After a few hours, the adrenaline started to wear off and I felt a lot of pain. I suddenly couldn’t walk, which was super scary. I couldn’t lift myself out of bed or move my legs at all. I felt like my pelvis could no longer support me. Jim had to carry me to the toilet. I thought it could have been the way I pushed out Aston because my legs were up for so long and I was pushing a lot. I couldn’t even lift Aston up. After frantically googling (I had never heard of this after giving birth, so I was scared) speaking to the nurses, Len and getting assessed by a physio in the hospital, they diagnosed me with pelvic girdle pain, with a form of Symphysis Pubis Dysfunction (SPD). The way I pushed Aston out (with my legs spread and up) also contributed to making it worse. I did experience a little lower pain during my pregnancy and I went through periods where I felt a lot of pressure on my pelvis, especially at the end of my pregnancy because Aston was low and engaged but nothing like this. At the end of my hospital stay I could start walking a little and a few weeks later it was a lot better. The physio said I had to rest for the full twelve weeks with no heavy lifting, walking, etc. so it could repair. I almost cried when she told me I couldn’t walk at all (she then explained I could walk very small distances but only around the house and to the car etc.) I like being on the move, so this was very frustrating, but I am glad I took the time to rest properly as I feel really good now with minimal pain.

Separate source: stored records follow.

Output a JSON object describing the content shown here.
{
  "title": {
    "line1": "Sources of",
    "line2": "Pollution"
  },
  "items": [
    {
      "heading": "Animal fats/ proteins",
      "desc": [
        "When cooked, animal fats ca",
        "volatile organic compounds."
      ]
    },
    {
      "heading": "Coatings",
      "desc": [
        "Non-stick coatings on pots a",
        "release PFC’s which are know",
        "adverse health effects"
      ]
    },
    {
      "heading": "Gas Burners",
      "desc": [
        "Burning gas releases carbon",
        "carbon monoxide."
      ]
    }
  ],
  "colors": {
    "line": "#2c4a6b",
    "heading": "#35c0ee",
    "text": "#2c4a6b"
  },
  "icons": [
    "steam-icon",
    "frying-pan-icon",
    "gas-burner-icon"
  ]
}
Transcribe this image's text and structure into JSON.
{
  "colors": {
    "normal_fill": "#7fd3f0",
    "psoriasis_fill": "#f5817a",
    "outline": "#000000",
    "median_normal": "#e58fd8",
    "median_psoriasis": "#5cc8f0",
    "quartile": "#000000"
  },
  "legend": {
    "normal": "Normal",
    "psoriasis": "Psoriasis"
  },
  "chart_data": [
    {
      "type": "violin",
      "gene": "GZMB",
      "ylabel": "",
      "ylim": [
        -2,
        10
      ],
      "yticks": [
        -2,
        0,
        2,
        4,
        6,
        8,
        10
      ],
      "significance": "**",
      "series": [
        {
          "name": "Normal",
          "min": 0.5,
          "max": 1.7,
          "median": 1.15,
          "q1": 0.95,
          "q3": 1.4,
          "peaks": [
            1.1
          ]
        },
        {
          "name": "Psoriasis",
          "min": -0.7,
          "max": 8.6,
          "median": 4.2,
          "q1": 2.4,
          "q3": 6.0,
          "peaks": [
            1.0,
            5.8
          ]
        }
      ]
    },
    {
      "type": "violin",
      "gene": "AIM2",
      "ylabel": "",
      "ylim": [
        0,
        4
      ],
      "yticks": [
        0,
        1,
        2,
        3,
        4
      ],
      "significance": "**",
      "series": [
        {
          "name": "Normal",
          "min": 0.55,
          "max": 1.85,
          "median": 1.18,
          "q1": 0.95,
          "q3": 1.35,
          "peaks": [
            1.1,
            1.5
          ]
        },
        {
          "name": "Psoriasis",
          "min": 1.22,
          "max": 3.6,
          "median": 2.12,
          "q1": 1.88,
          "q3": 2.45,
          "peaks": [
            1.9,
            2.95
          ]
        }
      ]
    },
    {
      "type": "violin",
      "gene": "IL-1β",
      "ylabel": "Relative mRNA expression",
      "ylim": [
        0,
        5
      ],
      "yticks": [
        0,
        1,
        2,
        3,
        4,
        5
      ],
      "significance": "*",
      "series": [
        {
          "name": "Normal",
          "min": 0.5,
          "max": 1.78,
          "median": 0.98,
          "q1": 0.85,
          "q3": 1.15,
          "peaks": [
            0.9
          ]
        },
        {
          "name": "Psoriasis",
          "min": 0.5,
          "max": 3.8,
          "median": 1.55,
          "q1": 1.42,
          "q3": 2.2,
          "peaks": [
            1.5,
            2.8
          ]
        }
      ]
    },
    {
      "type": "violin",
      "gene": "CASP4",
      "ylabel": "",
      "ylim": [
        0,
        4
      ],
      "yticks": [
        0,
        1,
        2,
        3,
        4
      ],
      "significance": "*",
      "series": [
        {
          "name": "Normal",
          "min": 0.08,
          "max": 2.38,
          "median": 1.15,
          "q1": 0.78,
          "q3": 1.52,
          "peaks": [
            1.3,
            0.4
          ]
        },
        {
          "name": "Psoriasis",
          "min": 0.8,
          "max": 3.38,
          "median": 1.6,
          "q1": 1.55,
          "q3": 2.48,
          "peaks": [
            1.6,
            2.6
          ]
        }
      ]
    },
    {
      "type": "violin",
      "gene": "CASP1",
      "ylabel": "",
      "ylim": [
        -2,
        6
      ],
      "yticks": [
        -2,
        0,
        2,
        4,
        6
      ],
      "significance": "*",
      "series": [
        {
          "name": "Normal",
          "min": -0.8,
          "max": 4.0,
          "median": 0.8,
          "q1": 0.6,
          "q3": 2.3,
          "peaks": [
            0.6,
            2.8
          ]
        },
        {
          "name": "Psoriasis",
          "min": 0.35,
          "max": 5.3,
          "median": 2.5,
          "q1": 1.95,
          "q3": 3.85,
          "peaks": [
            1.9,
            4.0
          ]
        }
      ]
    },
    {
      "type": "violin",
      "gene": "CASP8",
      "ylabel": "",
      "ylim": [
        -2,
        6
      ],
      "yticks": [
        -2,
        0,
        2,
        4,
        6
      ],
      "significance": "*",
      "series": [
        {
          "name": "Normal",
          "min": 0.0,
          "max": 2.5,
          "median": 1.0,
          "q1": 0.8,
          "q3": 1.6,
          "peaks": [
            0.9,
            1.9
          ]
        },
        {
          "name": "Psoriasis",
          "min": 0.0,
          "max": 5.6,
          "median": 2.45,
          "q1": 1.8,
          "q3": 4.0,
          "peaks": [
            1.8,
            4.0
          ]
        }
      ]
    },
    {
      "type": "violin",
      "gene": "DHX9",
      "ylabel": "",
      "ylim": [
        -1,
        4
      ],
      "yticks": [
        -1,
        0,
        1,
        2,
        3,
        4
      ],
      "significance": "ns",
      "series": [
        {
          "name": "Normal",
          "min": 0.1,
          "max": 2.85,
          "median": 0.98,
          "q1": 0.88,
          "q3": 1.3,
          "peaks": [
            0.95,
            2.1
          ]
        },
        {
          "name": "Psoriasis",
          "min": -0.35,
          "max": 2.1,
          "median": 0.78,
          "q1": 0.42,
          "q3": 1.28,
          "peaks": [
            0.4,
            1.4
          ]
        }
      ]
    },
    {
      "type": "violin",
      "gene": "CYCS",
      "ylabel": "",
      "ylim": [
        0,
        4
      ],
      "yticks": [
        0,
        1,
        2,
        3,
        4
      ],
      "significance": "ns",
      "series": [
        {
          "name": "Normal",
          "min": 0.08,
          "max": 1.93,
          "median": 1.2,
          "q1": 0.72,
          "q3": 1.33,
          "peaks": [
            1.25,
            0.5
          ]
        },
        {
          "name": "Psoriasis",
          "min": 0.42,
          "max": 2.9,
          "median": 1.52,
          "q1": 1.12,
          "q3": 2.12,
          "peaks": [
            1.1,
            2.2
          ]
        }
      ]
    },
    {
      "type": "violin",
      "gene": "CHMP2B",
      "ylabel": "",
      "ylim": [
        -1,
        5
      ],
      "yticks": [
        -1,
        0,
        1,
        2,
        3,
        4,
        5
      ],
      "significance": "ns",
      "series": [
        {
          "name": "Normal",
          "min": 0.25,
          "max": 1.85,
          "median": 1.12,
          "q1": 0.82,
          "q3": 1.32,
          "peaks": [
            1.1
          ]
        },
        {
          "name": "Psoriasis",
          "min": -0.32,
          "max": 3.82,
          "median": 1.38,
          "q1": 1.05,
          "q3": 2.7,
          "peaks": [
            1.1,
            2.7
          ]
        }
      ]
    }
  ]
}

Aston is so perfect in every way, I am too obsessed with him and every little thing he does. He was a fussy baby from the start and he cried a lot in the hospital ( I am sure I am not alone here, as most babies do). We later discovered (when he was about 4 weeks old) he has silent reflux, which was hard to manage initially. I will be writing a post on my experience with it and my tips that really worked for me.
Just wanted to say Thank you to everyone for your beautiful support I have received throughout my whole pregnancy and after. All your thoughtful comments on Instagram and facebook definitely got me through. It has been such an incredible period.
Aston was about ten seconds old here.
Jim and I bonded with Aston for a few hours after he was born in the delivery room. It was so nice just being us three.
Our first night at hospital- we were up all night.
His first bath..he has been a strong little fella from the start. Holding his neck up.
Day two with my little man. I popped this photo on Instagram, and some people thought I had my hair and makeup done. Ummm, after pushing out a little human, when would I have the time? (or more so, why would I bother?!) This was two-week old hair that needed a wash. As you can see by the other pictures, my hair definitely didn’t look that good it was just a good photo.